What is a good Current Ratio for a Drug Manufacturers company?
The median Current Ratio among Drug Manufacturers companies is 2.00, based on 998 companies in the industry. Companies in the top quartile (top 25%) have a Current Ratio significantly above this median, while those in the bottom quartile fall well below. However, Current Ratio should not be evaluated in isolation — investors should consider it alongside profitability, growth, and financial strength metrics. Regent Pacific Group's current Current Ratio of 0.08 is 96% below the industry median. Use the industry distribution chart on this page to see where any company falls relative to its peers.
What does a high Current Ratio mean?
A high Current Ratio can signal that a stock is expensive relative to its fundamentals. For the Drug Manufacturers industry, the median Current Ratio is 2.00 — values significantly above this may indicate overvaluation, while values below may suggest a bargain or underlying issues. Regent Pacific Group's current Current Ratio is 0.08, which is 89% below median its own 10-year median of 0.76. However, context matters — high-growth companies often justify higher valuations. Always evaluate alongside other metrics like GF Score™ and GF Value™.
Is Regent Pacific Group stock overvalued right now?

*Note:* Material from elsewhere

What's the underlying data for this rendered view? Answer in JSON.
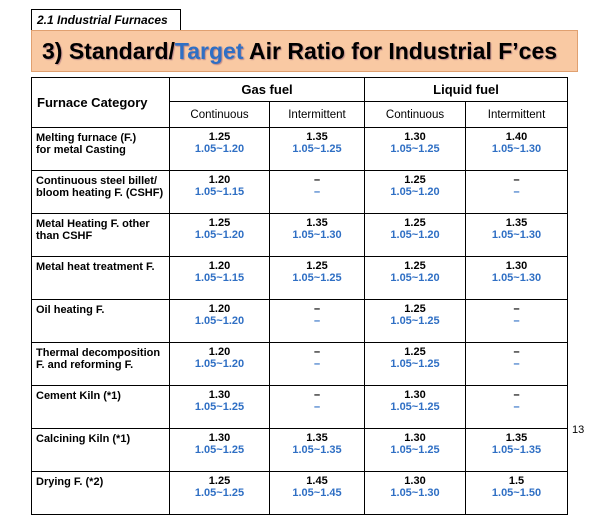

Regent Pacific Group (RPGLF) has a current Current Ratio of 0.08. The current Current Ratio is 0.08, which is 89% below median its 10-year median of 0.76 and 96% below the Drug Manufacturers industry median of 2.00. Regent Pacific Group's overall GF Score™ is 7/100 with 7 warning signs to review. Investors should evaluate multiple metrics — including profitability, growth, and financial strength — before making a decision.
How is Current Ratio calculated?
Current Ratio is calculated from a company's financial statements. For Regent Pacific Group (RPGLF), the current Current Ratio is 0.08 as of Dec. 2025. GuruFocus calculates this using data sourced from SEC filings and annual reports. See the calculation section and 30-year financial data on this page for the full breakdown.

Regent Pacific Group Business Description

Other Exchanges 00575:Hong KongRPG:Germany
Address 5 Queen\'s Road Central, 8th Floor, Henley Building, Hong Kong, HKG
Regent Pacific Group Ltd is an investment holding company that runs through two segments: Biopharma and Corporate Investment. Its Biopharma segment is engaged in the research, development, manufacturing, marketing, and sales of pharmaceutical products, and it also develops artificial intelligence (AI) systems for the field of biological aging clocks. The Corporate Investment segment is engaged in the investment in listed and unlisted corporate entities. The majority of its revenue comes from the Biopharma segment. Geographically, the Europe; U.S.; and Asia Pacific. It derives maximum revenue from Europe.